The Company’s financial statements have been presented on the basis that it is a going concern, which contemplates the realization of assets and satisfaction of liabilities in the normal course of business. The Company’s Duplex technology is currently in various states of commercial application regarding its four target markets and has generated nominal revenues from operations to date. Results are encouraging but we continue to further refine and expand our Duplex technology range. In order to generate meaningful revenues, one of the technologies must be fully developed, gain market recognition and acceptance, and develop a critical level of successful sales and product installations.
 
The Company has incurred losses since its inception totaling $44,946,000 and expects to experience operating losses and negative cash flow for the foreseeable future. As of June 30, 2017, the Company had cash and cash equivalents totaling $5,460,000 available to fund the Company’s ongoing business activities through the end of the first quarter of 2018. In order to continue business operations beyond that point, the Company currently anticipates that it will need to raise additional capital. The Company has historically financed its operations primarily through issuances of equity securities, and until the growth of revenue streams increases to a level that covers operating expenses it is the Company’s plan to continue to fund operations in this manner.
 
Management believes that the successful growth and operation of the Company’s business is dependent upon its ability to obtain adequate sources of funding through co-development agreements, strategic partnering agreements, or equity or debt financing to adequately support research and development efforts, protect intellectual property, form relationships with strategic partners, and provide for working capital and general corporate purposes.
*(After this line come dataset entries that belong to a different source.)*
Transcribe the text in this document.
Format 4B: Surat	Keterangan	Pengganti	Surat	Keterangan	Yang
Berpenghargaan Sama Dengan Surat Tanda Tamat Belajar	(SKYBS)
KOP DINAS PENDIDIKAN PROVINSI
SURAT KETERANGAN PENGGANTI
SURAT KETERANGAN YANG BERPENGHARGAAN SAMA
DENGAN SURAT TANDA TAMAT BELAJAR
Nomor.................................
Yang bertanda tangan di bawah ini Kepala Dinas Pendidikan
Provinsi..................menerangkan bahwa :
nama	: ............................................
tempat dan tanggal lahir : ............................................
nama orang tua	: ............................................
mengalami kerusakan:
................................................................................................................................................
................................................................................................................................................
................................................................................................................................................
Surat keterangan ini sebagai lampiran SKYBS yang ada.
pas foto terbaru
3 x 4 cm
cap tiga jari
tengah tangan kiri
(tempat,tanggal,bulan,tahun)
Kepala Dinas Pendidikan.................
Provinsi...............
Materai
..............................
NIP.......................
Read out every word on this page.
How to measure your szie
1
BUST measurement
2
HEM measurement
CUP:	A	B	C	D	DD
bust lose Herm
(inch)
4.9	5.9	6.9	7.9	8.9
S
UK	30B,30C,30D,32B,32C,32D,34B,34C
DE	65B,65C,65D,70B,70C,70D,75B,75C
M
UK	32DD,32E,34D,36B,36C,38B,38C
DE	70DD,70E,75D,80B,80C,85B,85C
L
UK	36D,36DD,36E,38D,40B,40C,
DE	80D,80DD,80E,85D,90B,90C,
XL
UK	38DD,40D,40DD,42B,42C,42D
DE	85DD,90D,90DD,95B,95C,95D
Management has made estimates of future results of operations, using a wide range of assumptions regarding the level of revenue generated, operating expenses incurred, and future cash flows from financing activities and is working to execute these plans. There can be no assurance that the Company will be successful in achieving its long-term plans, or that such plans, if consummated, will enable the Company to obtain profitable operations or continue in the long-term as a going concern.